Tuesday, July 10, 2012

Con Ed talks resume, but situation's 'grim'

The utility company's push to eliminate defined-benefit pensions for new employees is the biggest sticking point, according to locked-out workers.

By Daniel Massey

Talks resumed Tuesday afternoon between Consolidated Edison and the union representing its 8,500 locked-out workers in an effort to end a 10-day-old labor dispute.

Even as the two sides resumed bargaining for the first time since Saturday, they remained far apart on pensions, health care and wages. A spokesman for Local 1-2 of the Utility Workers Union of America called the situation "pretty grim."

The biggest point of contention is that Con Ed wants new hires to shift to a cash-balance retirement plan from a traditional defined-benefit one. The union has said that would create a two-tiered system among workers.

"You can't divide the union," said a Local 1-2 spokesman. Con Ed has said that its retirement plan would still be generous, but that it needs the changes to deal with rising costs.

Meanwhile, the union says that Con Ed has brought in replacement workers from out of state to help supplement a cadre of 5,000 managers that have been doing the jobs of the unionized workforce since the lockout began July 1.

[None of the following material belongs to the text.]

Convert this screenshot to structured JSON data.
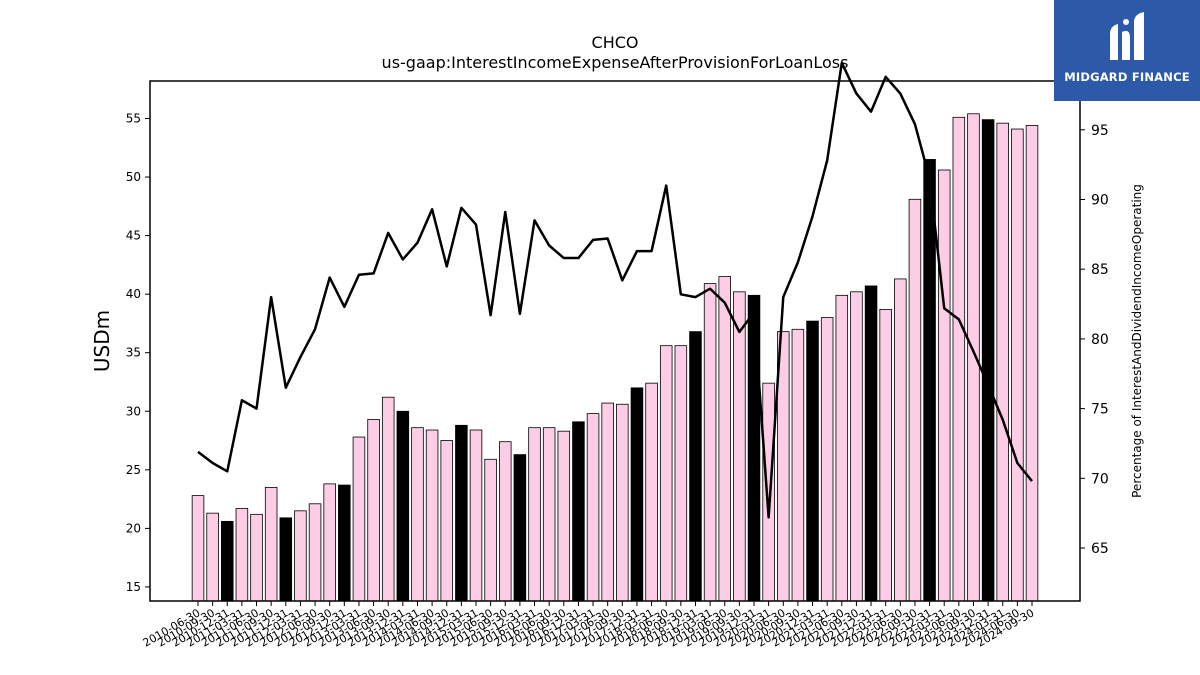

A spokesman for Con Ed said that the company "uses contractors all year round, routinely." He said the company is using more since the lockout began, but could not immediately say how many have been brought in.

Before the negotiations began Tuesday, hundreds of workers picketed outside a Con Ed office on Flatbush Avenue in Brooklyn. Protests also continued outside Con Ed headquarters near Union Square.